My company is Small Business manufacturing medical devices which are not registered with FDA yet, however we do have FDA permission to manufacture in USA for export only; we are approved in about 100 countries and all our sales are international. Company is in business for over 7 years, sales grows at about 20% year by year. To grow our export sales we applied for $350K in SBA Export Financing and our application was denied because one of the minor partners has a high net worth, violating "owner resource utilization rule". I am a majority owner (70%) and do not have sufficient resources at my disposal. At the same time I do not feel comfortable asking my partner, who is 70 and already helped me with building the company, for any more monetary contribution to this business. As a result we do not have enough capital to manufacture next production lot. Our bank is not interested to finance export related business, we can not not factor in inventory, borrow against receivables etc. We have strong international competition from Spanish, Korean and Japanese manufacturers who are very active on the international markets. "Alternative finance" offers financing at about 60% annual interest rate. Basically, we are thinking about shutting down this business in US and possibly relocating it to another country. Is there anybody in US Government who may care about situation like ours?
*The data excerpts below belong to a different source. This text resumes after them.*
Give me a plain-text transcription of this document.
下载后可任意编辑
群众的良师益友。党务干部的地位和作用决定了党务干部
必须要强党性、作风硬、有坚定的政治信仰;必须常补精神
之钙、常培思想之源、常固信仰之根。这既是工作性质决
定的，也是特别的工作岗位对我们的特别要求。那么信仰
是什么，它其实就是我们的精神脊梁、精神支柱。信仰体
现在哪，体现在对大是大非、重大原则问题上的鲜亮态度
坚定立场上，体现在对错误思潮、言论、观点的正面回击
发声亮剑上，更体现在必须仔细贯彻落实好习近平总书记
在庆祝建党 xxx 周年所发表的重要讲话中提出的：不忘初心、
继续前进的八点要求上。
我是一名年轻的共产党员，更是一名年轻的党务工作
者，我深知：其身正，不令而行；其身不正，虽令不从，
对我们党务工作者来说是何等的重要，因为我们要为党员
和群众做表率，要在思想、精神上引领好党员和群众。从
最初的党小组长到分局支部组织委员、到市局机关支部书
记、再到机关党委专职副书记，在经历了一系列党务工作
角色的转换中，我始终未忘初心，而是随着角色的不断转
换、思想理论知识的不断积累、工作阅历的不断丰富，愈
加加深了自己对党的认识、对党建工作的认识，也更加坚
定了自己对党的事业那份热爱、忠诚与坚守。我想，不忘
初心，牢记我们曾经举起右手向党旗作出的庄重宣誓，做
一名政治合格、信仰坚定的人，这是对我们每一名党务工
At my previous bank, we were very active in SBA Export Express and SBA Export Working Capital Programs. It is important to talk with a knowledgeable lender about these programs; the best place to start is talk to bankers in the international divisions of US banks. Also, check out SBA export lender lists or look at press releases for SBA "Export Lender of the Year" awards to help find contact information for individual bankers.
This is excellent information on getting paid properly. I only use cash-in-advance in my business dealings, but it is nice to know their are other options out their, specifically for exporters.